Atravesaron un trozo de bosque abriéndose paso fatigosamente por entre aquella enmarañada verdura, y bajaron hacia la laguna a una pequeña cala donde había siete largas canoas, entre ellas la que fue de Morgan.

- ¿Fuiste tú quien me la quitó? -le preguntó al jefe.

- Sí -repuso riendo-. Te la quité ayer tarde, después del ocaso. Vi los fuegos de tu campo, y costeando la laguna para ver quiénes eran las personas acampadas, vi la canoa y la cogí. Además, no era tuya.

-Era de Kumasa.

- La reconocí en seguida, y, creyendo que habrías matado al valiente guerrero, te preparé una emboscada para vengarle.

- ¿Sospechas aún que le he matado?

-No -repuso el indio-. ¡Embarquemos!

Los caribes tomaron asiento en las canoas, empuñaron los remos, y la pequeña flotilla se dirigió hacia septentrión.

Morgan y Yolanda iban en la piragua del jefe, que era la más larga y la más cómoda y tenía en el centro una pequeña piupa, o sea un tejadillo de hojas de waie y de maripa.

Hacia la tarde las canoas llegaban a la boca de un río o de un canal que parecía comunicar con el mar.

Los indios acamparon en un promontorio, donde encendieron muchos fuegos, y al amanecer volvieron a embarcarse y remaron vigorosamente.

A mediodía el canal ensanchó notablemente, y de pronto apareció en una de las orillas una aldea acuática plantada sobre una enorme empalizada, y compuesta de dos o tres docenas de carbé, gigantescas casas formadas por un tejado de sesenta u ochenta pies de largo y dieciocho de alto, construido con cañas y hojas de latania.

En torno de la empalizada que sostenía aquellas construcciones había gran número de canoas, algunas de tronco de cedro y otras de bambú.
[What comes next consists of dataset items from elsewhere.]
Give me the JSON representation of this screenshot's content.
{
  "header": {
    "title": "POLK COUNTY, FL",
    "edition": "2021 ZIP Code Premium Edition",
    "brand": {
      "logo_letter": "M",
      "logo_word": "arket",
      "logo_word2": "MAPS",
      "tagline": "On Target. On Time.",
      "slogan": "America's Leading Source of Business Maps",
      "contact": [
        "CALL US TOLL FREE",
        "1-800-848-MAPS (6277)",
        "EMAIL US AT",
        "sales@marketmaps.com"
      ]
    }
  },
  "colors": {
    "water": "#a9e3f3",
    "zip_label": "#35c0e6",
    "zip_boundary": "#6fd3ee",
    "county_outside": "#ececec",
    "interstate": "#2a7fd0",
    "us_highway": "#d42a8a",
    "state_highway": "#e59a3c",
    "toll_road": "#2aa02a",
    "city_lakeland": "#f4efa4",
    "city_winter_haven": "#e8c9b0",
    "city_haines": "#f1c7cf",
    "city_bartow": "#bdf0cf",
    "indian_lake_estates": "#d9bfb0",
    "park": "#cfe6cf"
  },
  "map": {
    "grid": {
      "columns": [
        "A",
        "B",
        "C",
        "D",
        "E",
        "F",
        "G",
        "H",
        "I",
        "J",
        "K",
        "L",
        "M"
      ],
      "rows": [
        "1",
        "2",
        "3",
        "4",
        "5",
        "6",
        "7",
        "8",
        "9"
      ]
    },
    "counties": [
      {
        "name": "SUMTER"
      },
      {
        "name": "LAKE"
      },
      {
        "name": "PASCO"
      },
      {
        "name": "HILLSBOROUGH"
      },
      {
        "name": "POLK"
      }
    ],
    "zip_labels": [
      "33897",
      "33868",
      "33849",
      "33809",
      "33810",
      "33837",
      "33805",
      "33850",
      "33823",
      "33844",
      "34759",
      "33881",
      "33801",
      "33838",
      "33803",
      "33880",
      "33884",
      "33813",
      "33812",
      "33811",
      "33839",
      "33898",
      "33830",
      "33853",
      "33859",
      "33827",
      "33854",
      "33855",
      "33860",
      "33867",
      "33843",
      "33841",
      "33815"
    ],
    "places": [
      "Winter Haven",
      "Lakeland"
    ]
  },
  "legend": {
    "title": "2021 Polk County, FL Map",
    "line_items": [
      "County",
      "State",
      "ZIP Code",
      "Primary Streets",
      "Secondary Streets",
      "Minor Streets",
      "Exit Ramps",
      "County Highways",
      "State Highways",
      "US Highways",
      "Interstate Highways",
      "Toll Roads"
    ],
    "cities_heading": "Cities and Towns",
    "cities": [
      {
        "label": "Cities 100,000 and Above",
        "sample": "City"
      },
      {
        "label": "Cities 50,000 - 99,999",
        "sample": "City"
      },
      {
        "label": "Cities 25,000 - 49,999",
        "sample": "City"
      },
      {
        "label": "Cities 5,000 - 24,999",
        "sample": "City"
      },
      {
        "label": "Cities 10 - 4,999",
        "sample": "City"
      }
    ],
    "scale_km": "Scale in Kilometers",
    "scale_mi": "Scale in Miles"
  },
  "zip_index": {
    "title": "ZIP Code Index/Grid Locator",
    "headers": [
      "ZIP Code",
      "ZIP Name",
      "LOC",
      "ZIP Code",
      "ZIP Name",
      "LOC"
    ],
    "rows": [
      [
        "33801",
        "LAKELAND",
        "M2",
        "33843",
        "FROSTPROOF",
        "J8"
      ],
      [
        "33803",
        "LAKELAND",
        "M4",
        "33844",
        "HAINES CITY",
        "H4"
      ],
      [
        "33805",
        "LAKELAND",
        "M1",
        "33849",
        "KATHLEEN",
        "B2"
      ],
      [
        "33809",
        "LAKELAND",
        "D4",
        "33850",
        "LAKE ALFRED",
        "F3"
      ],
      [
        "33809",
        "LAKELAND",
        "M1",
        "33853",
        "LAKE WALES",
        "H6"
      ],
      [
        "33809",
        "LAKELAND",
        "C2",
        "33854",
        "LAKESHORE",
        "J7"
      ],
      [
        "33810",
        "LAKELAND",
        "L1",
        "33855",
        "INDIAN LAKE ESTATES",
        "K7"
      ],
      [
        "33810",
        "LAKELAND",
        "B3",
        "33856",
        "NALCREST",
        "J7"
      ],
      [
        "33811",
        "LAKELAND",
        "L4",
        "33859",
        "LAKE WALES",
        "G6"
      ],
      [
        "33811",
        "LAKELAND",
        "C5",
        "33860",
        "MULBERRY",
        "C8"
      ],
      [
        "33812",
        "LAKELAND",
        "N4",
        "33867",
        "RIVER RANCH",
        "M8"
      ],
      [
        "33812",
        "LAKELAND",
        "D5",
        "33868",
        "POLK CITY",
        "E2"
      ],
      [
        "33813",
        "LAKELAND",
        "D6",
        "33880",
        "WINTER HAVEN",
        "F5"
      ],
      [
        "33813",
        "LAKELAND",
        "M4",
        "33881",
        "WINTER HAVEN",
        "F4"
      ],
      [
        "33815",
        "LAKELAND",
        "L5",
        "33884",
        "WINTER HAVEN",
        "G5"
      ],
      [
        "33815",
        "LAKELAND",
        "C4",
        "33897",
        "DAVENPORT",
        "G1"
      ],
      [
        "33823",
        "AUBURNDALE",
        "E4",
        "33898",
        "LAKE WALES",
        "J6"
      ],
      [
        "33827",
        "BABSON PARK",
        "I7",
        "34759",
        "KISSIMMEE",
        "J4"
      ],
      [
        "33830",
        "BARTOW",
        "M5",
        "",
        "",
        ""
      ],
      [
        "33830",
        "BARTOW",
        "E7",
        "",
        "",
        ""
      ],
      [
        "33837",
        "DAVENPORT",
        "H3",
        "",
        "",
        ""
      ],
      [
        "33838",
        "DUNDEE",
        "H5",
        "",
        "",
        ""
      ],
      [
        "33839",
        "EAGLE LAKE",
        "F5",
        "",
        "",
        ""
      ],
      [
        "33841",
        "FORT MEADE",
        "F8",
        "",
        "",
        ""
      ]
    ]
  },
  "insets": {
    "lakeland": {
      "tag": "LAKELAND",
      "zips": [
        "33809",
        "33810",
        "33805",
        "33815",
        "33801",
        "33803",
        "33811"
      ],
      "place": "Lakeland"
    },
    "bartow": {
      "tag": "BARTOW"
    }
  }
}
Oyendo los gritos de los guerreros, de los carbé y de los ¡upas, que son las cabañas destinadas a las mujeres, salieron varios indios seguidos de gran número de chiquillos que saludaban con gritos desaforados.

La canoa del jefe, que era la primera, abordó en la empalizada más cerca, y el jefe mismo ayudó a Morgan y a Yolanda a subir a la plataforma donde estaban reunidos algunos subjefes, que se distinguían por sus plumas y picos de tucán.

El jefe cambió algunas palabras con ellos, y haciendo un gesto de sorpresa se volvió hacia Morgan, diciéndole en español:

-Has dicho la verdad, y me alegro.

-¿Por qué? -preguntó el filibustero.

-Kumasa ha llegado ayer sano y salvo.

-¿Y el hombre blanco?

-Los hombres blancos querrás decir.

-No; no había más que uno con los indios.

-Ahora son dos. ¡Mira, ahí llegan!

Dos hombres se habían precipitado fuera de una cabaña, y corrían agitando los brazos.

-¡Carmaux! -exclamó con alegría Morgan.

-¡Y don Rafael! -añadió Yolanda.

-¿De dónde ha salido ese hombre? -se preguntó Morgan-. ¡Y todos le creían muerto!

-¡Capitán! ¡Capitán! -g r i t ó Carmaux, que llegaba como una bomba-. ¡Salvados!

¡Salvados! ¡Este es el día más feliz de mi vida!